Lots of data is pointing to the same conclusion: GPT-4 is at least as good if not better than human experts in medical diagnosis, at least in the areas studied. Thus the probability of a correct diagnosis is higher, thus safer, with GPT-4 than with any individual human expert.
This is so silly, the one study you linked to says that GPT 4 may have been trained on the answers to the test they gave it. So smart.
And since GPT 4 can't examine a patient's body the claim it's better at diagnosis that a human doctor seems like such a wacky thing to search the internet for "studies" to prove in the first place.
A nurse can examine a patient's body. Medical tools can and report their diagnostics with high precision. GPT-4 is multi-modal.
I feel you are nitpicking because you don't like the idea of an LLM being better than a human expert. Even if they weren't better than doctors nowadays, the chance they won't be in 1-2 years is tiny.
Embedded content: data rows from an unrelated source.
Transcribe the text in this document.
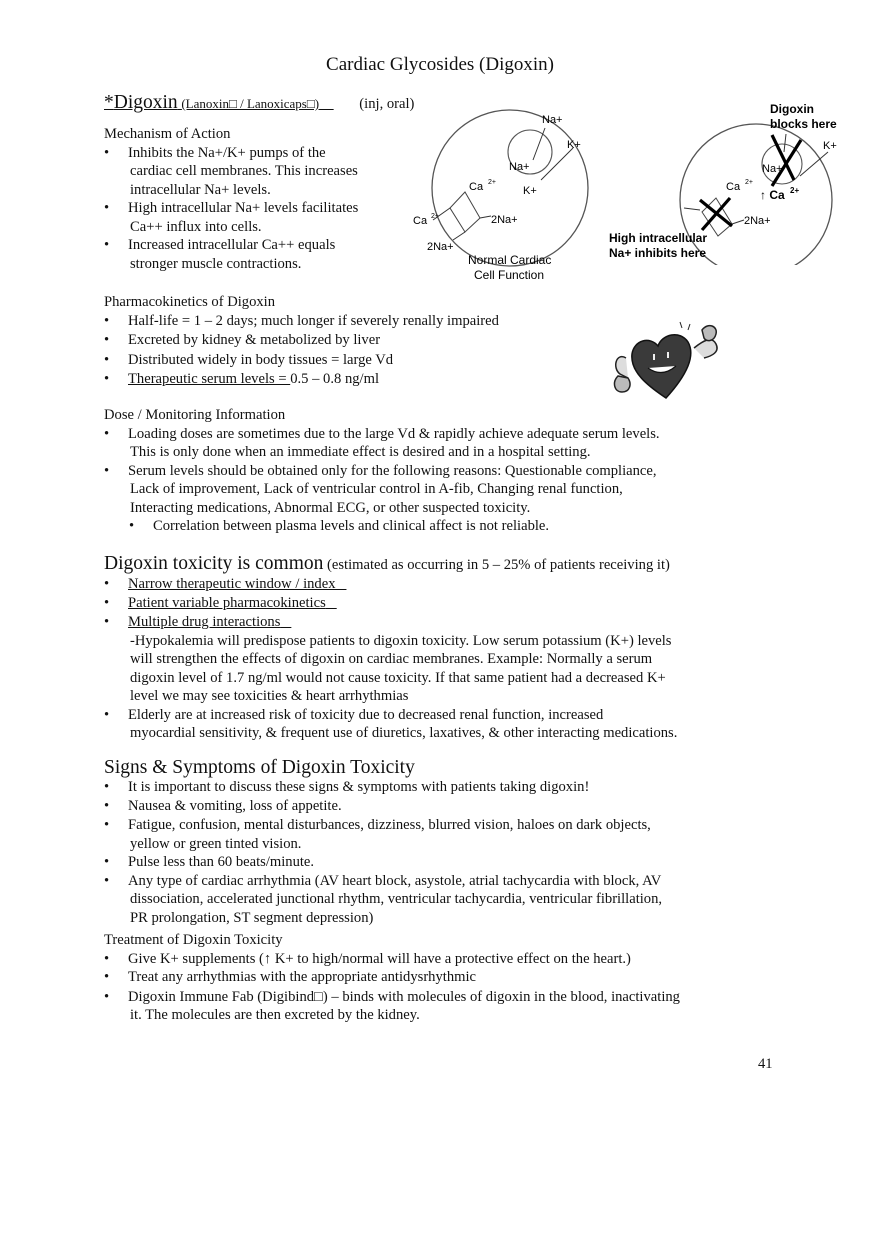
Cardiac Glycosides (Digoxin)
*Digoxin (Lanoxin□ / Lanoxicaps□)	(inj, oral)
Mechanism of Action
• Inhibits the Na+/K+ pumps of the
cardiac cell membranes. This increases
intracellular Na+ levels.
• High intracellular Na+ levels facilitates
Ca++ influx into cells.
• Increased intracellular Ca++ equals
stronger muscle contractions.
Na+
K+
Na+
K+
Ca 2+
Ca 2+	2Na+
2Na+
Normal Cardiac
Cell Function
Digoxin
blocks here
K+
Na+
Ca 2+
↑ Ca 2+
2Na+
High intracellular
Na+ inhibits here
Pharmacokinetics of Digoxin
• Half-life = 1 – 2 days; much longer if severely renally impaired
• Excreted by kidney & metabolized by liver
• Distributed widely in body tissues = large Vd
• Therapeutic serum levels = 0.5 – 0.8 ng/ml
Dose / Monitoring Information
• Loading doses are sometimes due to the large Vd & rapidly achieve adequate serum levels.
This is only done when an immediate effect is desired and in a hospital setting.
• Serum levels should be obtained only for the following reasons: Questionable compliance,
Lack of improvement, Lack of ventricular control in A-fib, Changing renal function,
Interacting medications, Abnormal ECG, or other suspected toxicity.
• Correlation between plasma levels and clinical affect is not reliable.
Digoxin toxicity is common (estimated as occurring in 5 – 25% of patients receiving it)
• Narrow therapeutic window / index
• Patient variable pharmacokinetics
• Multiple drug interactions
-Hypokalemia will predispose patients to digoxin toxicity. Low serum potassium (K+) levels
will strengthen the effects of digoxin on cardiac membranes. Example: Normally a serum
digoxin level of 1.7 ng/ml would not cause toxicity. If that same patient had a decreased K+
level we may see toxicities & heart arrhythmias
• Elderly are at increased risk of toxicity due to decreased renal function, increased
myocardial sensitivity, & frequent use of diuretics, laxatives, & other interacting medications.
Signs & Symptoms of Digoxin Toxicity
• It is important to discuss these signs & symptoms with patients taking digoxin!
• Nausea & vomiting, loss of appetite.
• Fatigue, confusion, mental disturbances, dizziness, blurred vision, haloes on dark objects,
yellow or green tinted vision.
• Pulse less than 60 beats/minute.
• Any type of cardiac arrhythmia (AV heart block, asystole, atrial tachycardia with block, AV
dissociation, accelerated junctional rhythm, ventricular tachycardia, ventricular fibrillation,
PR prolongation, ST segment depression)
Treatment of Digoxin Toxicity
• Give K+ supplements (↑ K+ to high/normal will have a protective effect on the heart.)
• Treat any arrhythmias with the appropriate antidysrhythmic
• Digoxin Immune Fab (Digibind□) – binds with molecules of digoxin in the blood, inactivating
it. The molecules are then excreted by the kidney.
41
What I'm doing isn't nitpicking. I don't know the point of linking to studies is when you draw conclusions that have nothing to do with the study.
I just watched a video saying people are confused about what these models can do because
1) tech companies don't tend to say what they can do and leave users to figure it out.
And
2) Tech enthusiasts tend to exaggerate what they can do.
In your case I'm sure ChatGPT itself will tell you your comments are wrong- but for tech enthusiasts like yourself the AI is only wrong when it tells you it isn't all knowing, apparently.
It's like the bit in Monty Python's Life of Brian where the protagonist says he's not the messiah and a woman shouts "Only the true messiah would deny his divinity!"
> A human doctor couldn't bring up a list of citations in literature instantly regarding a diagnosis. A LLM can.
TFA is, literally, about LLMs spouting out erroneous medical references. I don't care about made up medical references or court cases.
I'm sure there are ways to bring up instantly a list of publication regarding a diagnosis (which a LLM may or may in the future correctly give: the diagnosis I mean) but I'm really not sure a LLM is what's needed to do then generate the list of related publication. I mean, FFS, they are compressed, lossy, knowledge.
LLMs are going to become tools as part of a toolchain. They're not a panacea.
They could, but they don't, at least that is what I'm getting from the article.
Even if they do, someone with the capability and understanding required (ie. not me) needs to bring that source up and verify that the claims align with the citation; the authors decided to use GPT-4 for this: "We adapted GPT-4 to verify whether sources substantiate statements and found the approach to be surprisingly reliable." I'm not happy with that either.